Lip Balm: Lips get so dry on the slopes! As you whiz down the mountain, wind further reduces the moisture on exposed parts of your body (which is usually just the lower half of your face). Don’t let them chap and flake. A good chap stick is a pocket essential. Burt's Bees and Naked Organics wind up sticks are easy to apply in the extreme cold. My favourite Rohr Remedy lip balm is amazing too, but make sure you keep this one close to your chest. Your body heat will keep it soft enough to use.

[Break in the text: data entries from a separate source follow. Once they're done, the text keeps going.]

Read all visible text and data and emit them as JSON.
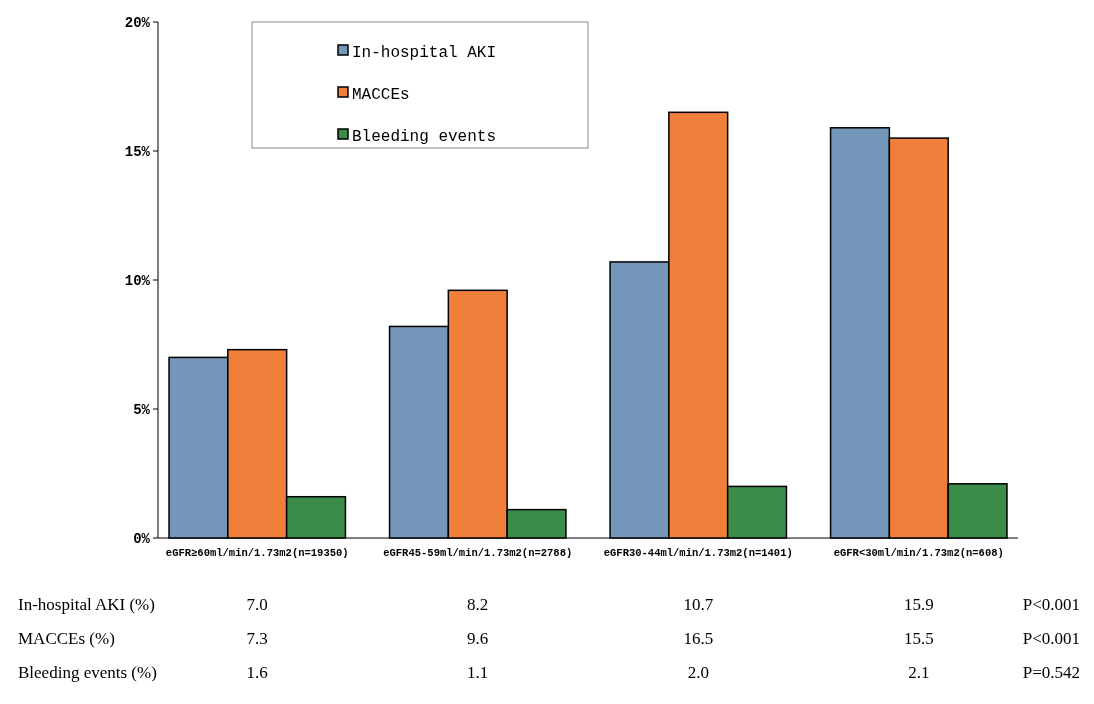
{
  "chart_data": {
    "type": "bar",
    "categories": [
      "eGFR≥60ml/min/1.73m2(n=19350)",
      "eGFR45-59ml/min/1.73m2(n=2788)",
      "eGFR30-44ml/min/1.73m2(n=1401)",
      "eGFR<30ml/min/1.73m2(n=608)"
    ],
    "series": [
      {
        "name": "In-hospital AKI",
        "color": "#7496b8",
        "values": [
          7.0,
          8.2,
          10.7,
          15.9
        ],
        "value_labels": [
          "7.0",
          "8.2",
          "10.7",
          "15.9"
        ]
      },
      {
        "name": "MACCEs",
        "color": "#f07f3c",
        "values": [
          7.3,
          9.6,
          16.5,
          15.5
        ],
        "value_labels": [
          "7.3",
          "9.6",
          "16.5",
          "15.5"
        ]
      },
      {
        "name": "Bleeding events",
        "color": "#3a8c48",
        "values": [
          1.6,
          1.1,
          2.0,
          2.1
        ],
        "value_labels": [
          "1.6",
          "1.1",
          "2.0",
          "2.1"
        ]
      }
    ],
    "ylim": [
      0,
      20
    ],
    "yticks": [
      {
        "value": 0,
        "label": "0%"
      },
      {
        "value": 5,
        "label": "5%"
      },
      {
        "value": 10,
        "label": "10%"
      },
      {
        "value": 15,
        "label": "15%"
      },
      {
        "value": 20,
        "label": "20%"
      }
    ],
    "grid": false,
    "legend": "top",
    "annotations": [
      "In-hospital AKI (%)",
      "MACCEs (%)",
      "Bleeding events (%)",
      "P<0.001",
      "P<0.001",
      "P=0.542"
    ]
  }
}
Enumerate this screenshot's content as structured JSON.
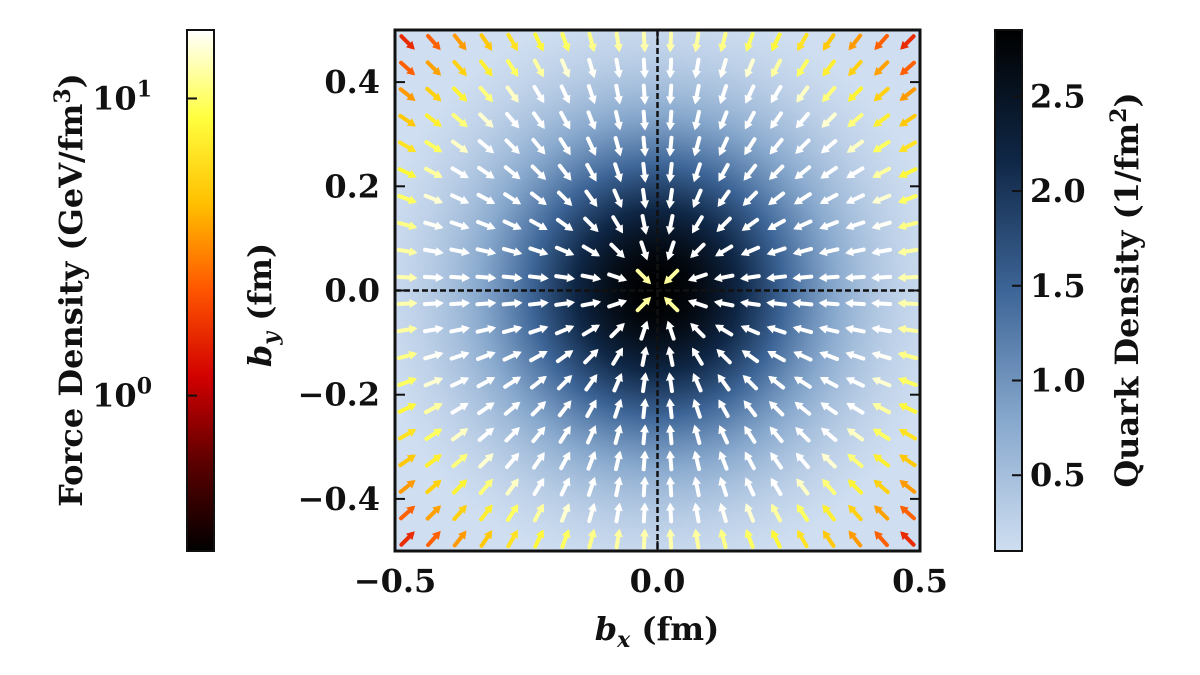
{
  "chart_data": {
    "type": "heatmap",
    "title": "",
    "xlabel": "b_x (fm)",
    "ylabel": "b_y (fm)",
    "xlabel_parts": {
      "var": "b",
      "sub": "x",
      "unit": " (fm)"
    },
    "ylabel_parts": {
      "var": "b",
      "sub": "y",
      "unit": " (fm)"
    },
    "xlim": [
      -0.5,
      0.5
    ],
    "ylim": [
      -0.5,
      0.5
    ],
    "xticks": [
      -0.5,
      0.0,
      0.5
    ],
    "xtick_labels": [
      "−0.5",
      "0.0",
      "0.5"
    ],
    "yticks": [
      0.4,
      0.2,
      0.0,
      -0.2,
      -0.4
    ],
    "ytick_labels": [
      "0.4",
      "0.2",
      "0.0",
      "−0.2",
      "−0.4"
    ],
    "reference_lines": {
      "x": 0.0,
      "y": 0.0
    },
    "density": {
      "name": "Quark Density (1/fm²)",
      "colorbar_label": "Quark Density (1/fm²)",
      "colorbar_label_parts": {
        "main": "Quark Density (1/fm",
        "sup": "2",
        "end": ")"
      },
      "range": [
        0.1,
        2.85
      ],
      "ticks": [
        2.5,
        2.0,
        1.5,
        1.0,
        0.5
      ],
      "tick_labels": [
        "2.5",
        "2.0",
        "1.5",
        "1.0",
        "0.5"
      ],
      "colormap": [
        "#cfdef1",
        "#87a8cd",
        "#3d6597",
        "#0f2746",
        "#000000"
      ],
      "peak": 2.85,
      "width_fm": 0.21
    },
    "force": {
      "name": "Force Density (GeV/fm³)",
      "colorbar_label": "Force Density (GeV/fm³)",
      "colorbar_label_parts": {
        "main": "Force Density (GeV/fm",
        "sup": "3",
        "end": ")"
      },
      "scale": "log",
      "range": [
        0.3,
        17
      ],
      "ticks": [
        10,
        1
      ],
      "tick_labels": [
        {
          "base": "10",
          "exp": "1"
        },
        {
          "base": "10",
          "exp": "0"
        }
      ],
      "colormap": [
        "#000000",
        "#5a0000",
        "#d10000",
        "#ff5500",
        "#ffc000",
        "#ffff40",
        "#ffffff"
      ],
      "direction": "inward",
      "arrow_grid_step_fm": 0.05,
      "arrow_grid_start_fm": -0.475
    }
  }
}
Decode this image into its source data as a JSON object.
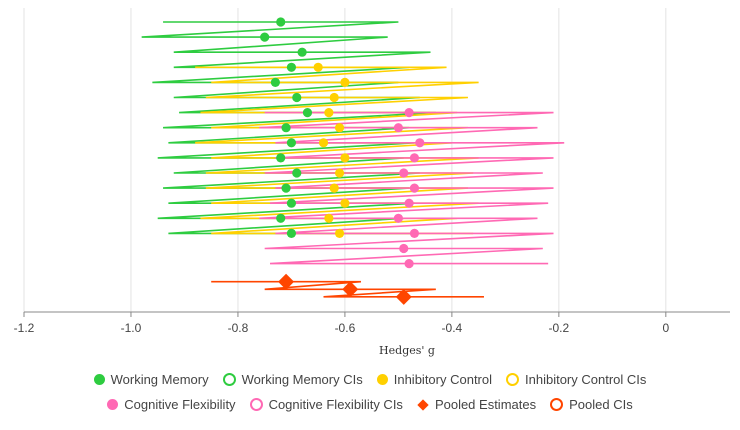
{
  "chart_data": {
    "type": "scatter",
    "xlabel": "Hedges' g",
    "xlim": [
      -1.2,
      0.12
    ],
    "xticks": [
      -1.2,
      -1.0,
      -0.8,
      -0.6,
      -0.4,
      -0.2,
      0
    ],
    "xtick_labels": [
      "-1.2",
      "-1.0",
      "-0.8",
      "-0.6",
      "-0.4",
      "-0.2",
      "0"
    ],
    "grid": true,
    "legend_position": "bottom",
    "series": [
      {
        "name": "Working Memory",
        "ci_name": "Working Memory CIs",
        "color": "#2ecc40",
        "marker": "circle",
        "points": [
          {
            "row": 1,
            "g": -0.72,
            "lo": -0.94,
            "hi": -0.5
          },
          {
            "row": 2,
            "g": -0.75,
            "lo": -0.98,
            "hi": -0.52
          },
          {
            "row": 3,
            "g": -0.68,
            "lo": -0.92,
            "hi": -0.44
          },
          {
            "row": 4,
            "g": -0.7,
            "lo": -0.92,
            "hi": -0.48
          },
          {
            "row": 5,
            "g": -0.73,
            "lo": -0.96,
            "hi": -0.5
          },
          {
            "row": 6,
            "g": -0.69,
            "lo": -0.92,
            "hi": -0.46
          },
          {
            "row": 7,
            "g": -0.67,
            "lo": -0.91,
            "hi": -0.43
          },
          {
            "row": 8,
            "g": -0.71,
            "lo": -0.94,
            "hi": -0.48
          },
          {
            "row": 9,
            "g": -0.7,
            "lo": -0.93,
            "hi": -0.47
          },
          {
            "row": 10,
            "g": -0.72,
            "lo": -0.95,
            "hi": -0.49
          },
          {
            "row": 11,
            "g": -0.69,
            "lo": -0.92,
            "hi": -0.46
          },
          {
            "row": 12,
            "g": -0.71,
            "lo": -0.94,
            "hi": -0.48
          },
          {
            "row": 13,
            "g": -0.7,
            "lo": -0.93,
            "hi": -0.47
          },
          {
            "row": 14,
            "g": -0.72,
            "lo": -0.95,
            "hi": -0.49
          },
          {
            "row": 15,
            "g": -0.7,
            "lo": -0.93,
            "hi": -0.47
          }
        ]
      },
      {
        "name": "Inhibitory Control",
        "ci_name": "Inhibitory Control CIs",
        "color": "#ffd000",
        "marker": "circle",
        "points": [
          {
            "row": 4,
            "g": -0.65,
            "lo": -0.88,
            "hi": -0.41
          },
          {
            "row": 5,
            "g": -0.6,
            "lo": -0.85,
            "hi": -0.35
          },
          {
            "row": 6,
            "g": -0.62,
            "lo": -0.86,
            "hi": -0.37
          },
          {
            "row": 7,
            "g": -0.63,
            "lo": -0.87,
            "hi": -0.39
          },
          {
            "row": 8,
            "g": -0.61,
            "lo": -0.85,
            "hi": -0.37
          },
          {
            "row": 9,
            "g": -0.64,
            "lo": -0.88,
            "hi": -0.4
          },
          {
            "row": 10,
            "g": -0.6,
            "lo": -0.85,
            "hi": -0.35
          },
          {
            "row": 11,
            "g": -0.61,
            "lo": -0.86,
            "hi": -0.36
          },
          {
            "row": 12,
            "g": -0.62,
            "lo": -0.86,
            "hi": -0.37
          },
          {
            "row": 13,
            "g": -0.6,
            "lo": -0.85,
            "hi": -0.35
          },
          {
            "row": 14,
            "g": -0.63,
            "lo": -0.87,
            "hi": -0.39
          },
          {
            "row": 15,
            "g": -0.61,
            "lo": -0.85,
            "hi": -0.36
          }
        ]
      },
      {
        "name": "Cognitive Flexibility",
        "ci_name": "Cognitive Flexibility CIs",
        "color": "#ff69b4",
        "marker": "circle",
        "points": [
          {
            "row": 7,
            "g": -0.48,
            "lo": -0.75,
            "hi": -0.21
          },
          {
            "row": 8,
            "g": -0.5,
            "lo": -0.76,
            "hi": -0.24
          },
          {
            "row": 9,
            "g": -0.46,
            "lo": -0.73,
            "hi": -0.19
          },
          {
            "row": 10,
            "g": -0.47,
            "lo": -0.73,
            "hi": -0.21
          },
          {
            "row": 11,
            "g": -0.49,
            "lo": -0.75,
            "hi": -0.23
          },
          {
            "row": 12,
            "g": -0.47,
            "lo": -0.73,
            "hi": -0.21
          },
          {
            "row": 13,
            "g": -0.48,
            "lo": -0.74,
            "hi": -0.22
          },
          {
            "row": 14,
            "g": -0.5,
            "lo": -0.76,
            "hi": -0.24
          },
          {
            "row": 15,
            "g": -0.47,
            "lo": -0.73,
            "hi": -0.21
          },
          {
            "row": 16,
            "g": -0.49,
            "lo": -0.75,
            "hi": -0.23
          },
          {
            "row": 17,
            "g": -0.48,
            "lo": -0.74,
            "hi": -0.22
          }
        ]
      },
      {
        "name": "Pooled Estimates",
        "ci_name": "Pooled CIs",
        "color": "#ff4500",
        "marker": "diamond",
        "points": [
          {
            "row": 18.2,
            "g": -0.71,
            "lo": -0.85,
            "hi": -0.57
          },
          {
            "row": 18.7,
            "g": -0.59,
            "lo": -0.75,
            "hi": -0.43
          },
          {
            "row": 19.2,
            "g": -0.49,
            "lo": -0.64,
            "hi": -0.34
          }
        ]
      }
    ]
  }
}
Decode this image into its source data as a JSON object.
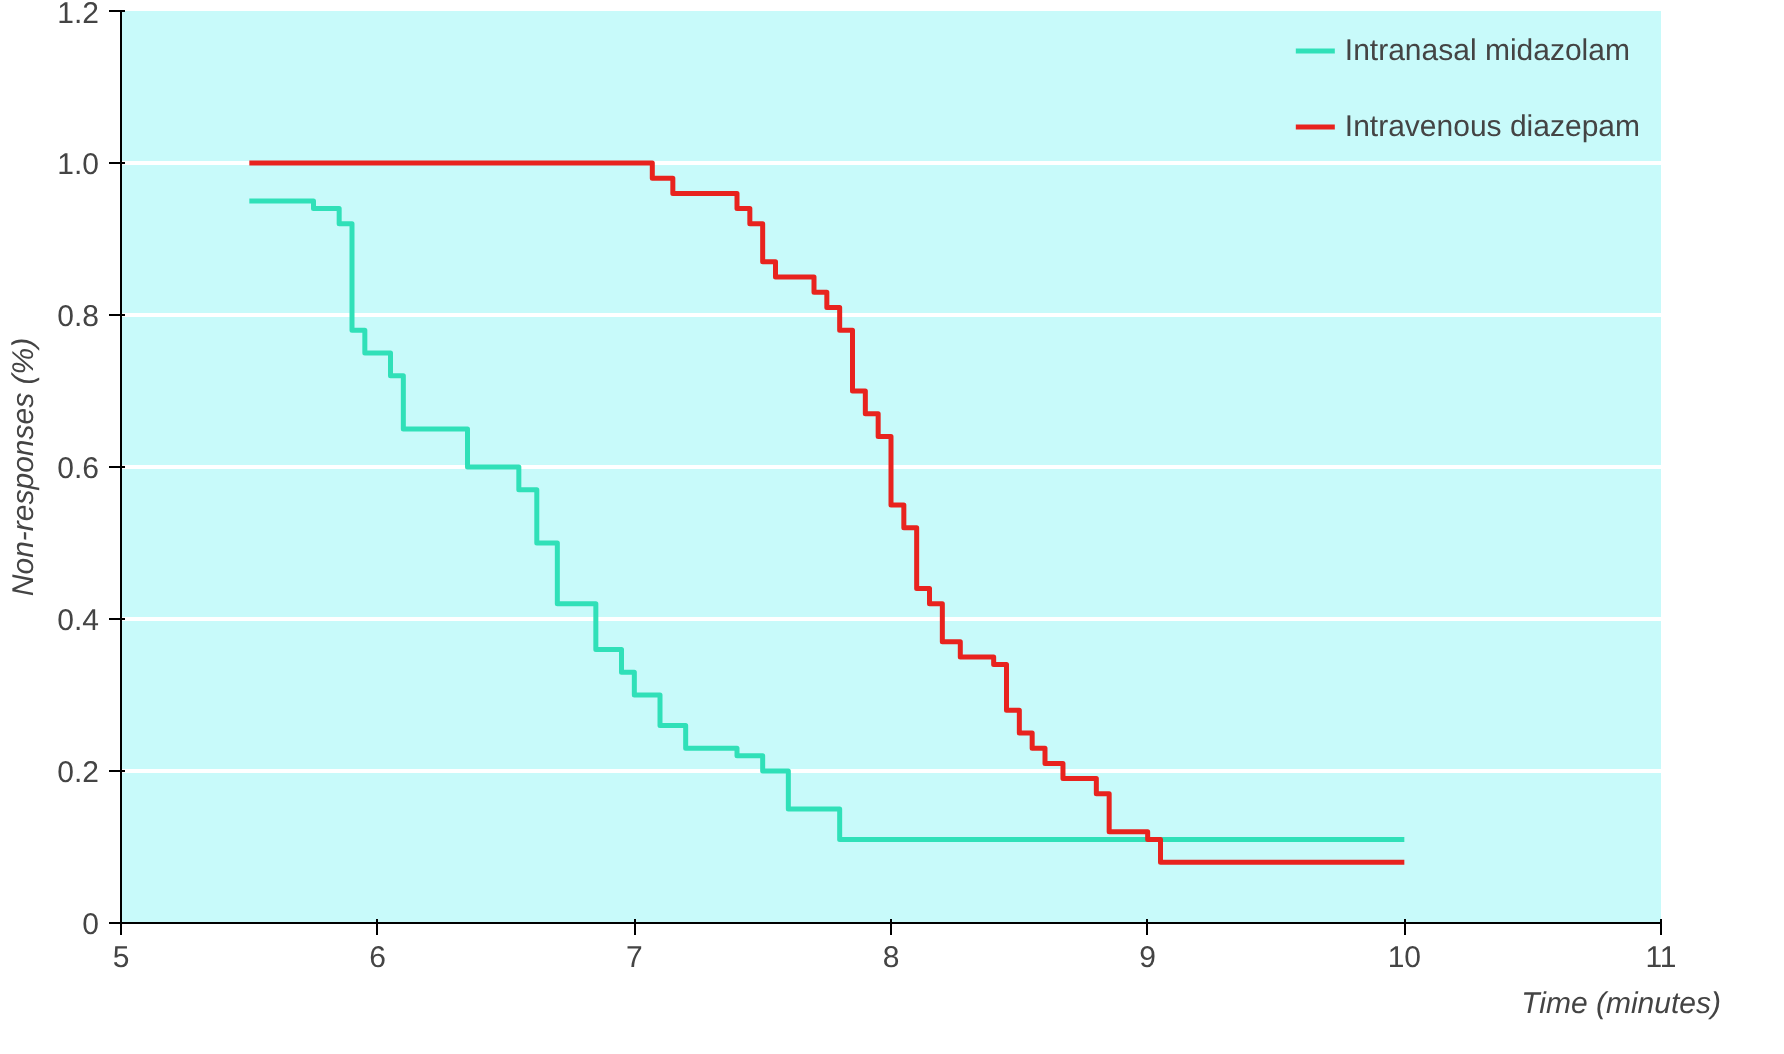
{
  "chart_data": {
    "type": "step",
    "xlabel": "Time (minutes)",
    "ylabel": "Non-responses (%)",
    "xlim": [
      5,
      11
    ],
    "ylim": [
      0,
      1.2
    ],
    "xticks": [
      5,
      6,
      7,
      8,
      9,
      10,
      11
    ],
    "yticks": [
      0,
      0.2,
      0.4,
      0.6,
      0.8,
      {
        "value": 1.0,
        "label": "1.0"
      },
      1.2
    ],
    "grid": "y",
    "legend": "top right",
    "series": [
      {
        "name": "Intranasal midazolam",
        "color": "#30e0b8",
        "x": [
          5.5,
          5.75,
          5.85,
          5.9,
          5.95,
          6.05,
          6.1,
          6.35,
          6.55,
          6.62,
          6.7,
          6.85,
          6.95,
          7.0,
          7.1,
          7.2,
          7.4,
          7.5,
          7.6,
          7.8,
          10
        ],
        "values": [
          0.95,
          0.94,
          0.92,
          0.78,
          0.75,
          0.72,
          0.65,
          0.6,
          0.57,
          0.5,
          0.42,
          0.36,
          0.33,
          0.3,
          0.26,
          0.23,
          0.22,
          0.2,
          0.15,
          0.11,
          0.11
        ]
      },
      {
        "name": "Intravenous diazepam",
        "color": "#e8231e",
        "x": [
          5.5,
          7.07,
          7.15,
          7.4,
          7.45,
          7.5,
          7.55,
          7.7,
          7.75,
          7.8,
          7.85,
          7.9,
          7.95,
          8.0,
          8.05,
          8.1,
          8.15,
          8.2,
          8.27,
          8.4,
          8.45,
          8.5,
          8.55,
          8.6,
          8.67,
          8.8,
          8.85,
          9.0,
          9.05,
          10
        ],
        "values": [
          1.0,
          0.98,
          0.96,
          0.94,
          0.92,
          0.87,
          0.85,
          0.83,
          0.81,
          0.78,
          0.7,
          0.67,
          0.64,
          0.55,
          0.52,
          0.44,
          0.42,
          0.37,
          0.35,
          0.34,
          0.28,
          0.25,
          0.23,
          0.21,
          0.19,
          0.17,
          0.12,
          0.11,
          0.08,
          0.08
        ]
      }
    ]
  }
}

All body moisturiser: Get a heavy one with shea or coconut butter and use it everywhere. My legs get really itchy in the mountains from the dry air. It's not just the exposed body parts that need moisture. Apply at the end of the day as thermals and sallopets tend to stick uncomfortably to the cream.
Face balm: I apply in the morning before breakfast- a good hour before sunscreen goes on. And then again at the end of the day after a shower. It protects from the cold and the wind.
Hair oil: Hair doesn’t escape the harsh dryness of the alpine environment. My long, thick hair gets quite damaged whilst skiing- it knots around my buff and flattens under my helmet. I try to brush it out at the end of every day, but the dry air makes it brittle so brushing can damage it further. A good hair elixir applied to the ends can make all the difference to maintaining great locks on the slopes. I use Three Organics Restoring Hair Elixir.
Water: Last but not least, water intake is essential (as I’ve blogged about before here). It can be tricky to drink enough whilst skiing. Luckily most cafes have drinkable tap water so if you are not carrying your own, make sure you stop regularly to hydrate. Keep those fluids up, not just for the sake of supple skin, but it is easy to forget that you are respiring and sweating out a lot of water whilst you carve down the mountain.